The outcome of yesterday's elections suggest that the majority of bishops favor tact and diplomacy over confrontation and condemnation when they address difficult issues.
No committee has been more contentious over the past 15 years than the liturgy committee, now known as the Committee on Divine Worship. The ballot pitted Archbishop Allen Vigneron of Detroit, a champion of the more literal translations from the Latin that Rome has called for, against Archbishop Gregory Aymond of New Orleans, known more for his skill in leading other difficult bishops' committees than for any stance on liturgical style.

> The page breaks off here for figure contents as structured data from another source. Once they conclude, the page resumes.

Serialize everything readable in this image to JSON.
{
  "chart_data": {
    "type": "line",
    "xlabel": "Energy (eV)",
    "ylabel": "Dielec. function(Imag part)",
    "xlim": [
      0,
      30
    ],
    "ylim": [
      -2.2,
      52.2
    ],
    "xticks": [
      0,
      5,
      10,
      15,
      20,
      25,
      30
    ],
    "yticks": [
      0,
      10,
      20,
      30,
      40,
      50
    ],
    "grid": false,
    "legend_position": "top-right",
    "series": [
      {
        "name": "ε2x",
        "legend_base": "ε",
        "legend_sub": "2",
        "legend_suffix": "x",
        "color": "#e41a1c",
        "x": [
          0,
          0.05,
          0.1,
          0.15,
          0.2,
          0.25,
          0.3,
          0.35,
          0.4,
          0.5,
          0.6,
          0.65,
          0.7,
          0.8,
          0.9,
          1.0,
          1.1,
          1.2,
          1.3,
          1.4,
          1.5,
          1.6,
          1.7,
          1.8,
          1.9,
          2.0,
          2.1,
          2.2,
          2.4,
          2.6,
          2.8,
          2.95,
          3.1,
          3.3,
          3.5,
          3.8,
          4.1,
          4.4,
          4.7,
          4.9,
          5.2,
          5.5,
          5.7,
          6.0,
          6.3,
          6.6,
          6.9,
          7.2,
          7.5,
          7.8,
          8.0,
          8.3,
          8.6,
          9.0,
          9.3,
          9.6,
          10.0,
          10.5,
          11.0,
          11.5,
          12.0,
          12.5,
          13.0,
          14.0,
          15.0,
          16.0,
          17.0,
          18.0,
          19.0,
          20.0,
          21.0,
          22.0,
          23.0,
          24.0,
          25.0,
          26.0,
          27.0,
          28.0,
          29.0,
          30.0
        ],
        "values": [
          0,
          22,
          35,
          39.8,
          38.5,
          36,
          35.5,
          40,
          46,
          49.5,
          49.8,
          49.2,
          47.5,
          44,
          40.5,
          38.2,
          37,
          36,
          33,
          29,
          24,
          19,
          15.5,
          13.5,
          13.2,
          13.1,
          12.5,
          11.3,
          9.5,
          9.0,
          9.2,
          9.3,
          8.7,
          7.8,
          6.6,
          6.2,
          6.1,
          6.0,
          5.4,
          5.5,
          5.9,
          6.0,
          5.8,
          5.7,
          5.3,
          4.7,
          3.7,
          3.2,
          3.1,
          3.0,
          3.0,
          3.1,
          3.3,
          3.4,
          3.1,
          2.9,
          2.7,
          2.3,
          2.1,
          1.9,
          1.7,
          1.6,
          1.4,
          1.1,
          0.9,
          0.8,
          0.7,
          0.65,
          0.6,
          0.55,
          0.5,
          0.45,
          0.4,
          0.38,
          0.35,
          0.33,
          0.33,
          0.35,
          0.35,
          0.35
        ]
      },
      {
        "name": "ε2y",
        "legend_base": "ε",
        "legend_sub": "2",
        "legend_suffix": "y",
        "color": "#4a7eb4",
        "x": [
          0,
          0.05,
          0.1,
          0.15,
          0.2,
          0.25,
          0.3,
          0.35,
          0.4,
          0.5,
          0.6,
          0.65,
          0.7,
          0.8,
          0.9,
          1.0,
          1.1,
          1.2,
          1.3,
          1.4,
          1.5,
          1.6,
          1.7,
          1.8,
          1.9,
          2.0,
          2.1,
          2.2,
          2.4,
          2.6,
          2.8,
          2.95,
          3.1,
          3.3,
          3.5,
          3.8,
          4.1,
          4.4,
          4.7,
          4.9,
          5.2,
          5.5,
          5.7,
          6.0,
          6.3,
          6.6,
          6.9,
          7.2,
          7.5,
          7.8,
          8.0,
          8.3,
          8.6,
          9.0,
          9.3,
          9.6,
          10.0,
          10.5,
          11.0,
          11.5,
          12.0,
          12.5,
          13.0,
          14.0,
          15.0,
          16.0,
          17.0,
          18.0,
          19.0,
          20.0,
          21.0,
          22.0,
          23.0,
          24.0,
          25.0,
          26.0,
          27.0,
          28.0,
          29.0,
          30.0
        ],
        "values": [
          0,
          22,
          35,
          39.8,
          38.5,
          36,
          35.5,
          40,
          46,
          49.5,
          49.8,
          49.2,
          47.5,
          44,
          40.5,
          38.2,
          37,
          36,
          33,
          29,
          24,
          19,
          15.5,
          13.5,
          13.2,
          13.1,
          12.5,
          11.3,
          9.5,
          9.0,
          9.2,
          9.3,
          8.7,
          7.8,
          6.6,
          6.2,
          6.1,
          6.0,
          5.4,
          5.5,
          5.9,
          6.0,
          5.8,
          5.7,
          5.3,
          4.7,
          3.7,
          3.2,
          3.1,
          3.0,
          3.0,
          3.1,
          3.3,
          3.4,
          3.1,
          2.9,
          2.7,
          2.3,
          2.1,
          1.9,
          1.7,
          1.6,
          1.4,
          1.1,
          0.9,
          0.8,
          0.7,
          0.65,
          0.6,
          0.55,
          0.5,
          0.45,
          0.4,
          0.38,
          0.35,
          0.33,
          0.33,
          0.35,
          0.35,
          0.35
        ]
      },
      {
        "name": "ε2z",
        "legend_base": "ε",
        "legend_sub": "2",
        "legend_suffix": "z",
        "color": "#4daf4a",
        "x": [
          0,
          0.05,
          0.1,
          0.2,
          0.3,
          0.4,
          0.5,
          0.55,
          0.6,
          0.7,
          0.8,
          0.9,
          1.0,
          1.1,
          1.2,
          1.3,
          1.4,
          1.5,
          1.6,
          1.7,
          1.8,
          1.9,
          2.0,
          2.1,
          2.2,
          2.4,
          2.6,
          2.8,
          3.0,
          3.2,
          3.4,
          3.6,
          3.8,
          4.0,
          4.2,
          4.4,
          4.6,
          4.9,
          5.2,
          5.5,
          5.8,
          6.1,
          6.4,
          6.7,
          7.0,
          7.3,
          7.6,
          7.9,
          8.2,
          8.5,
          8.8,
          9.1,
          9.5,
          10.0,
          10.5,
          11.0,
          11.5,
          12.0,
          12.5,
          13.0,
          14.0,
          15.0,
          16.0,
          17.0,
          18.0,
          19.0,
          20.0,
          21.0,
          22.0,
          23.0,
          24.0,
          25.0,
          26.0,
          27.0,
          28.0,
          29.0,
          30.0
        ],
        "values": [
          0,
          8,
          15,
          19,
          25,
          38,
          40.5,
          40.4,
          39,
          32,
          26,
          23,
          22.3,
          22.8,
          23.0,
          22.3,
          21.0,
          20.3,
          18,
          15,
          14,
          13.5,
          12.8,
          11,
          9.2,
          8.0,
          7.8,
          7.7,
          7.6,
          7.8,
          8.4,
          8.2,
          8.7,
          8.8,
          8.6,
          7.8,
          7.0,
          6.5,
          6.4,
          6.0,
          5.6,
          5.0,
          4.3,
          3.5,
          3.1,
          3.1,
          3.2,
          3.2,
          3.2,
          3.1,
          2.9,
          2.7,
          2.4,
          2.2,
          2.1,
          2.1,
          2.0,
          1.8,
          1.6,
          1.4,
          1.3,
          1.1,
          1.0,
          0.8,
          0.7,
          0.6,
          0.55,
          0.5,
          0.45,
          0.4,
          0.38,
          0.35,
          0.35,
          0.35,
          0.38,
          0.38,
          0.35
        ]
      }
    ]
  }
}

Archbishop Aymond defeated Archbishop Vigneron 126-110, suggesting that the bishops may want someone to diplomatically convince Rome to continue tweaking a new English translation of the Mass that some bishops say is so faithful to the Latin that its English is awkward and ungrammatical. Archbishop Vigneron had been defeated for the same post in 2004, by Bishop Donald Trautman of Erie, who was nominated from the floor that year.
Bishop Trautman is an outspoken critic of the new Mass translations. Yesterday he lost his last battle to prevent approval of the Mass translations, but was delighted with Archbishop Aymond's election.
"Bishop Aymond is very much a centrist and will be a very good leader," he said.
Another clear choice, with a more lopsided outcome, was between Archbishop Joseph Naumann of Kansas City, Kan., and Bishop Kevin Rhoades of Harrisburg, who was just named to the Fort Wayne-South Bend diocese where the University of Notre Dame is located.
Both are strong advocates of church teaching, but Archbishop Naumann is known for more confrontational tactics. When Kathleen Sebelius, a Catholic who supports abortion rights, was governor of Kansas, he publicly asked her not to take communion. In bishops' debates about issues related to abortion, he has favored very strong language.
Bishop Rhoades, a former rector of Mount St. Mary Seminary in, Maryland., is quiet on the floor of the bishops' conference. But he has earned respect from Catholics across the ideological spectrum for his gentle effectiveness at promoting the faith. He was critical of Notre Dame last May when it awarded an honorary degree to pro-choice President Obama. But when he was named bishop of Fighting Irish last week, he said it was time to put the controversy with the school behind and look toward the future.
Bishop Rhoades was elected, 145-93.
Theresa Farnan of Peters, a Catholic philosopher who was on the faculty at Mount St. Mary's during Bishop Rhoades tenure, and who he invited to teach about marriage and pro-life issues in the Diocese of Harrisburg, was thrilled that he will head the marriage and family committee.
"He's an absolutely wonderful scholar. And he is just so good, personally, at dealing with and understanding families in a very pastoral way," said Dr. Farnan, a mother of nine who now teaches part-time at the Franciscan University of Steubenville.
At the seminary "he made a conscious effort to bring more families to the seminary as part of the faculty," she said. "When he was bishop in Harrisburg, he was having Masses for home-schooled families and making a point of going to different Catholic schools. He did a lot of outreach, and it was beautiful to see."